The modern period: still in service, but the retirement notices are real

By the mid-2020s, the Class 37 was well beyond what most industries would consider a normal asset life, yet “numerous examples” remained in main-line service in Britain. Operators with small fleets have used them where they make sense—often in specialist or heritage-aligned roles rather than as day-to-day fleet backbone.

At the same time, modern pressures are obvious and practical. Emissions expectations are rising. Parts supply is becoming more specialised. Safety and operational systems continue to evolve. Fleet strategies increasingly favour standardisation around newer types.

Some operators have publicly signalled the end of Class 37 use as part of modernisation and environmental commitments. That does not mean the class vanishes overnight. It means the story tilts from “how are they still going?” to “where will the last few niches remain?”


Preservation: common, capable, and genuinely useful

The Class 37 is heavily represented in preservation, partly because it is a popular type and partly because it is a practical one. Heritage railways need locomotives that can:

  • move trains reliably at modest speeds,
  • operate economically compared with large main-line types,
  • and handle demonstration freight, station pilot work, or service trains.

A Class 37 fits that bill, and many preserved examples are operational rather than static. Preservation is not the point of the class’s existence, but it is now part of the class’s factual footprint: many locomotives survive, and a portion of them continue to run.

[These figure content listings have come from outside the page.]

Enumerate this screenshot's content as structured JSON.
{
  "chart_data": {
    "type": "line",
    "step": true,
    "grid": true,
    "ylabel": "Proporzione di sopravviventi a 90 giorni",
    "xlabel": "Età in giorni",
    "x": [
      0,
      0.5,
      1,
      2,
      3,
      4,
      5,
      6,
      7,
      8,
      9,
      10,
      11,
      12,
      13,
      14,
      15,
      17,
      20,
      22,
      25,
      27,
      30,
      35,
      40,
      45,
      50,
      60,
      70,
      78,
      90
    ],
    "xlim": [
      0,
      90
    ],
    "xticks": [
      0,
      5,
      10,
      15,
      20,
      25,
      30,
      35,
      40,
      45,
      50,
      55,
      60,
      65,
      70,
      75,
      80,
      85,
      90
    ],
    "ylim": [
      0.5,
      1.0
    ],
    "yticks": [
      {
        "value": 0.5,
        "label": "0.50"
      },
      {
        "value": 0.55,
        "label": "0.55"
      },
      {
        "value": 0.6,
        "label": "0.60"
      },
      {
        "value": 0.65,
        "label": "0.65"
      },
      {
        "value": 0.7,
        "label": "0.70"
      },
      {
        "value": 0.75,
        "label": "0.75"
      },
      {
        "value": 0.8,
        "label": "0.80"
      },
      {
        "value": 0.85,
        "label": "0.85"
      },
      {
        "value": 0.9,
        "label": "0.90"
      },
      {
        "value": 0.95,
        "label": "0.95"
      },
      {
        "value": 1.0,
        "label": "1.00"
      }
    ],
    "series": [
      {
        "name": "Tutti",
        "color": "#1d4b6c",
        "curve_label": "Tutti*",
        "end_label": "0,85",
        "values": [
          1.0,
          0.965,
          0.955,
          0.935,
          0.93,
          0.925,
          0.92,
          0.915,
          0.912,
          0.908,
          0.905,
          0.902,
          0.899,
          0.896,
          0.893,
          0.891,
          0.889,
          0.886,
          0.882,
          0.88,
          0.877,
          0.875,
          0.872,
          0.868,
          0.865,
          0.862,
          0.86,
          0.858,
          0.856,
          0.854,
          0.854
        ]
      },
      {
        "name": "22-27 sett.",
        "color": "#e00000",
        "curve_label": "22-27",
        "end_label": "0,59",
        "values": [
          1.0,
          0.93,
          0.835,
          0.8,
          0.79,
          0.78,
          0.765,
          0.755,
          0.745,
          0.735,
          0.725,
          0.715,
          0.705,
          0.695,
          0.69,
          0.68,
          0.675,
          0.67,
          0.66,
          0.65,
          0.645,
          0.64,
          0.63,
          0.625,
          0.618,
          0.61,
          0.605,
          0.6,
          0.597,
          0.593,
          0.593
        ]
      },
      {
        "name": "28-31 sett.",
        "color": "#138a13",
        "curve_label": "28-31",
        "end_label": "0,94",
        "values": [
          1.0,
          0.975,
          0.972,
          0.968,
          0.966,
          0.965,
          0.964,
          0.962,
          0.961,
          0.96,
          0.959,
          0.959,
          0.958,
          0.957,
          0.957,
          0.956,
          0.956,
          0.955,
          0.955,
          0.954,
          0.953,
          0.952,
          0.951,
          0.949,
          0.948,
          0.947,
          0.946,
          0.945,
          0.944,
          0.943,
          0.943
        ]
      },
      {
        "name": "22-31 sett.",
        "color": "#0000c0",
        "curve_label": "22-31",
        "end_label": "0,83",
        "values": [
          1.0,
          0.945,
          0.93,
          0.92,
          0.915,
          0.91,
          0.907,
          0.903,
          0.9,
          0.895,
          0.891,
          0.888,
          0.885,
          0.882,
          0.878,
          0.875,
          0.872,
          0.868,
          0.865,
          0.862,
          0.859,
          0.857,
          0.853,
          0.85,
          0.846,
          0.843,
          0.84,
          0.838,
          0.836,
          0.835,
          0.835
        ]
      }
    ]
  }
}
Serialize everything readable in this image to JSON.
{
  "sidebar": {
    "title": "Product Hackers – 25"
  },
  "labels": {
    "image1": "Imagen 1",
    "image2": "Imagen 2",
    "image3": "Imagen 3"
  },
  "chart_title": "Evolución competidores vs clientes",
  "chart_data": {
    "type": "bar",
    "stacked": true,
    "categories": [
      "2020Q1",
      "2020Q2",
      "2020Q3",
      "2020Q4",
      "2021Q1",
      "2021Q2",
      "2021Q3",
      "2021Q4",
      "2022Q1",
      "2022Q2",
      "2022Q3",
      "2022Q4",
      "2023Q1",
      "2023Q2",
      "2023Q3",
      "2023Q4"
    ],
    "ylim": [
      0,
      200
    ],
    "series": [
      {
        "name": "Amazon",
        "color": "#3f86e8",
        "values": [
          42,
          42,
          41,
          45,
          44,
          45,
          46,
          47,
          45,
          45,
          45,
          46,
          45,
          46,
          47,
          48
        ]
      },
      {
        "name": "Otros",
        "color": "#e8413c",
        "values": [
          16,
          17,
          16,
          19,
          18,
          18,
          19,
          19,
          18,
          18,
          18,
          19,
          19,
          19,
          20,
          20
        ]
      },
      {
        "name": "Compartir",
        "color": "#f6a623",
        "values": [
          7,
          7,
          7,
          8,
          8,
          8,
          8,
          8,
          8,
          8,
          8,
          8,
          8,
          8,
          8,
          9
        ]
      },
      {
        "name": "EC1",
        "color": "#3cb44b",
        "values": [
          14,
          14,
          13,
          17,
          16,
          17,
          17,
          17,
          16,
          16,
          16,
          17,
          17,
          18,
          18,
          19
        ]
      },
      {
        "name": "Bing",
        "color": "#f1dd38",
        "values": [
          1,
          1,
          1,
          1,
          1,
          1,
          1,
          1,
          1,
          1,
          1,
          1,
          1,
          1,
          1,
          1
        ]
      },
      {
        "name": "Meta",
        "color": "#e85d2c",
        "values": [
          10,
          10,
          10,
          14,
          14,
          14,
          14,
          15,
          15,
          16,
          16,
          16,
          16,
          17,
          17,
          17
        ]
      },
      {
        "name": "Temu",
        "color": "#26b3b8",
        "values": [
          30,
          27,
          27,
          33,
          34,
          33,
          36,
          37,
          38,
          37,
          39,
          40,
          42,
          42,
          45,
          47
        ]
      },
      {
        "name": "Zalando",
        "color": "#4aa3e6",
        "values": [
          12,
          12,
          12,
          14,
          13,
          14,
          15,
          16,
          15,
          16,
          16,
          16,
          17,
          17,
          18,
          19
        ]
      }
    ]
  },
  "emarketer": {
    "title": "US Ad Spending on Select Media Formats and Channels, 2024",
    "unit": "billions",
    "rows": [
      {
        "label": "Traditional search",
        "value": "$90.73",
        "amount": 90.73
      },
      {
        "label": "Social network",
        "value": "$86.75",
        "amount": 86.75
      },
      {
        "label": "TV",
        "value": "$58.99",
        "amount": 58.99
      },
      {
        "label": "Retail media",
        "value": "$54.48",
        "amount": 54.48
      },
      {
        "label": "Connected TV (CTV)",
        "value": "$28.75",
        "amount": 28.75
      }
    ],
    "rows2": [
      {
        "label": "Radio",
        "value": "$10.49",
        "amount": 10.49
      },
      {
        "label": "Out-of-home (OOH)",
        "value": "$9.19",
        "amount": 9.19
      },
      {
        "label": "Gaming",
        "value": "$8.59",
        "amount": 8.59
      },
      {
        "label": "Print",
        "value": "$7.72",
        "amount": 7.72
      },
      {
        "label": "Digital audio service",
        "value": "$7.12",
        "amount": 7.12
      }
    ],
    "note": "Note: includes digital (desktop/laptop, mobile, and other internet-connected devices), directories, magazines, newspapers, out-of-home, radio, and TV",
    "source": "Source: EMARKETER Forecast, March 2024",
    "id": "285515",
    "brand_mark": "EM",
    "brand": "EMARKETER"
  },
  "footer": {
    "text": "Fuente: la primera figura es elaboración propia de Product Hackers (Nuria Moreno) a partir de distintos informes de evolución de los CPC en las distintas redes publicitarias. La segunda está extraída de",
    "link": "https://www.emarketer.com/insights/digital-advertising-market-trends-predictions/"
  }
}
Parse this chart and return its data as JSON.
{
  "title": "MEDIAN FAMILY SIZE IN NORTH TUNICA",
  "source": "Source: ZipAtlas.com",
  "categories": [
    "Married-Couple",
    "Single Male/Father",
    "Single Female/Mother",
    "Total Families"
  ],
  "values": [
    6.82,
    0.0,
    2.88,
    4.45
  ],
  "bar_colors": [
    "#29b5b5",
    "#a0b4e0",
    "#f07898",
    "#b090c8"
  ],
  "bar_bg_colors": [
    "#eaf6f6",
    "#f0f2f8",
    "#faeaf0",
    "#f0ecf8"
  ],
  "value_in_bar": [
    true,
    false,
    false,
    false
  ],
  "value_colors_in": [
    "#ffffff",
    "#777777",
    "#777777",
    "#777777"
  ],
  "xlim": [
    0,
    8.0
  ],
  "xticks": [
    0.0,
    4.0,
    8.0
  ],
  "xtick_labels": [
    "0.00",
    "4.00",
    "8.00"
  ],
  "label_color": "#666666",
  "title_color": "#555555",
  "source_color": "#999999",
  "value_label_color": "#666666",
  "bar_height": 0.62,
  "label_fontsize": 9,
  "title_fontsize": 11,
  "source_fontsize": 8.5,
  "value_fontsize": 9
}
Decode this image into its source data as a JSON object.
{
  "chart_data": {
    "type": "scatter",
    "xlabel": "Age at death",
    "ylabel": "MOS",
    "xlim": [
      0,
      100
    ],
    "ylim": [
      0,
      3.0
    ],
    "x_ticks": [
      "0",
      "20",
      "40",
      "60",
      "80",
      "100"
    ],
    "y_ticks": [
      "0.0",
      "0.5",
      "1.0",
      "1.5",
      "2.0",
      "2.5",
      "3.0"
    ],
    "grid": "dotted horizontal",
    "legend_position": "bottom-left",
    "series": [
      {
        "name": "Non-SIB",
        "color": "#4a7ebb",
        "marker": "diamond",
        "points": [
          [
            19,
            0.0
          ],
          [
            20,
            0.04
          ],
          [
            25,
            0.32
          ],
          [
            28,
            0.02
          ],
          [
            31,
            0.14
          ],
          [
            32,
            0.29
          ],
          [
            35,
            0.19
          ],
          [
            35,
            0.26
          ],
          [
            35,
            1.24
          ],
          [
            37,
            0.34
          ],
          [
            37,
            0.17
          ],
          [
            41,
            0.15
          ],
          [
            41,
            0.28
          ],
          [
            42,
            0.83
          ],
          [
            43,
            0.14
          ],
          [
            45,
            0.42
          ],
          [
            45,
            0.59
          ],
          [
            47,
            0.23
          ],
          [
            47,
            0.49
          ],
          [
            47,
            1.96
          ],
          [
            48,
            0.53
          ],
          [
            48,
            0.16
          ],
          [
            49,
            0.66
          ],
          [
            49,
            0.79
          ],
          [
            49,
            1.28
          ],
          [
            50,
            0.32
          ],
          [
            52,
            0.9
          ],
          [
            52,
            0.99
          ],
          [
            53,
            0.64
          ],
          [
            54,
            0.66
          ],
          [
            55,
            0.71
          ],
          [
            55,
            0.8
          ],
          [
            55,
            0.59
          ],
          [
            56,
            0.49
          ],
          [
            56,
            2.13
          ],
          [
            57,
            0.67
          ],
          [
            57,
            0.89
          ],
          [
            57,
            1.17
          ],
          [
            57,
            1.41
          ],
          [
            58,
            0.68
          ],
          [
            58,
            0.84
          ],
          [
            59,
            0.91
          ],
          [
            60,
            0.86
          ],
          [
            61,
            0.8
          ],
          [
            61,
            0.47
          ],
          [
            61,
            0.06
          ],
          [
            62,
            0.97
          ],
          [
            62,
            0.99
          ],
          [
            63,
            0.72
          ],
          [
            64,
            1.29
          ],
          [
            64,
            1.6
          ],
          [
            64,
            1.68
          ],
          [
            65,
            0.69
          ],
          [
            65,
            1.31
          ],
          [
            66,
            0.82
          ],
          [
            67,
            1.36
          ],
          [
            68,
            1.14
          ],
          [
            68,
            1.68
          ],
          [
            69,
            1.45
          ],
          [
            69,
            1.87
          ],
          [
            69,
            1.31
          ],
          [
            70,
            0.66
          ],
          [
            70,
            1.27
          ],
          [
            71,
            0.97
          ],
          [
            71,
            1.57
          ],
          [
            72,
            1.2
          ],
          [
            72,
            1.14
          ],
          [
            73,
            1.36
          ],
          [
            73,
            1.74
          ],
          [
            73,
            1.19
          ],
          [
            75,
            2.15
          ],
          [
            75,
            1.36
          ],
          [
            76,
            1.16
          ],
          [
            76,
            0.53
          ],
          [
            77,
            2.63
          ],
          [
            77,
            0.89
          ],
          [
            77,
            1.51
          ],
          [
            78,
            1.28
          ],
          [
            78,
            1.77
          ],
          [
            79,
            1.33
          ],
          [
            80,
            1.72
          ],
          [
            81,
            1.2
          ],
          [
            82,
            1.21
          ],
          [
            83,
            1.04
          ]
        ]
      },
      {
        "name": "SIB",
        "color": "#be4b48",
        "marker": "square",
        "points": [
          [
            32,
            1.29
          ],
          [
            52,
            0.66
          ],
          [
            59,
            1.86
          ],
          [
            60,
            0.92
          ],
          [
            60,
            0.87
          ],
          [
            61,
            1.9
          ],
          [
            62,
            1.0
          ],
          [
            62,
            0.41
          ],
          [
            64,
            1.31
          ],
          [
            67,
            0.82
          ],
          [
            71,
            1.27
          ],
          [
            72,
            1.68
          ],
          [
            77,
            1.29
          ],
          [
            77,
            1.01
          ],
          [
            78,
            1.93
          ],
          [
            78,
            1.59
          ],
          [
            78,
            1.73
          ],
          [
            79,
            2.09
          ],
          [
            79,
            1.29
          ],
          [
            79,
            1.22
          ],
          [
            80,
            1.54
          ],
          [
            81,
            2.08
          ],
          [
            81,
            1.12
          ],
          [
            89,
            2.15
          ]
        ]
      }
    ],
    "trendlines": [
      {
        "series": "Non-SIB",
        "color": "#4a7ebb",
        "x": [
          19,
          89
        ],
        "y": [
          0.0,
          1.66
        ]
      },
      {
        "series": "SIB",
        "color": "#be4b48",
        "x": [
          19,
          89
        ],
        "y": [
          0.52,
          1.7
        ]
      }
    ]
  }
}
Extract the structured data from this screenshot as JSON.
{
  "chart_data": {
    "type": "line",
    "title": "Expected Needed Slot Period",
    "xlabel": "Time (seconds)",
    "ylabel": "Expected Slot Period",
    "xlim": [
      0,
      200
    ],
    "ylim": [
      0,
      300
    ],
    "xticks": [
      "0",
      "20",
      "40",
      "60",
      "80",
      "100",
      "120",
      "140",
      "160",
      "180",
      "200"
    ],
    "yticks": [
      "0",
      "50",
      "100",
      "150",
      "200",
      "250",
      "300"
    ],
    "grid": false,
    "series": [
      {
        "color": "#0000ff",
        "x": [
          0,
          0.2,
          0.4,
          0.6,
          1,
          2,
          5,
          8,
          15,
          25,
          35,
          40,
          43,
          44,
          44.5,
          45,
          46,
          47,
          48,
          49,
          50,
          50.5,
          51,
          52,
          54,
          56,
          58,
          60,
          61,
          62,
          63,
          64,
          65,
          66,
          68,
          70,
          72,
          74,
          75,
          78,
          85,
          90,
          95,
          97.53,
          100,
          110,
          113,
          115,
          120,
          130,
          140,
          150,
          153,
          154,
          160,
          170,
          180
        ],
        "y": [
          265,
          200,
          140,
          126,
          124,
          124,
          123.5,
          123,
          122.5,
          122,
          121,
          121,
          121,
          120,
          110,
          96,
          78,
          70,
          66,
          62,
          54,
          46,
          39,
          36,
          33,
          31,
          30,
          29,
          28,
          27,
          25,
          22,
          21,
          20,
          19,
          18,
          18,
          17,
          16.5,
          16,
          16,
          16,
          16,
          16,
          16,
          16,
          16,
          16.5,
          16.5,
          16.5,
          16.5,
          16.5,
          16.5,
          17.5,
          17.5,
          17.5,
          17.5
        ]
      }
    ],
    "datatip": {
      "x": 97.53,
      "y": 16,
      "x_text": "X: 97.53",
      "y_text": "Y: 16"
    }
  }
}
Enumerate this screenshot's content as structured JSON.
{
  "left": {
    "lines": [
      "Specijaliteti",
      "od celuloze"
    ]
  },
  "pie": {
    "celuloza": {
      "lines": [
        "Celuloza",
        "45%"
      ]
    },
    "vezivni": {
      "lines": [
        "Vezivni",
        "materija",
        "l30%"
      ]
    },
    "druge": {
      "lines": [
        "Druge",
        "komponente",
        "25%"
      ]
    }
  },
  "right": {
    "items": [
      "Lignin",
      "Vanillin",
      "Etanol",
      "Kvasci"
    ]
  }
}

Summary: what the Class 37 is, in one paragraph

The British Rail Class 37 (English Electric Type 3) is a 1960–1965 built, 309-strong class of Co-Co diesel-electric locomotives powered in standard form by the English Electric 12CSVT engine at around 1,750 bhp. Designed for mixed-traffic duties, it became particularly associated with passenger services in East Anglia and Scotland, while also working freight, parcels, and engineers’ trains across the network. In mid-life the fleet was extensively modified into multiple subclasses—most notably the ETH-fitted 37/4 for passenger work and the ballasted 37/7 for heavy freight—helping the class remain operationally relevant long after newer traction arrived. In the post-privatisation era, smaller fleets continued in specialist roles, and the type became widely preserved, ensuring that one of Britain’s most recognisable diesel designs remains part of the railway landscape well into its seventh decade.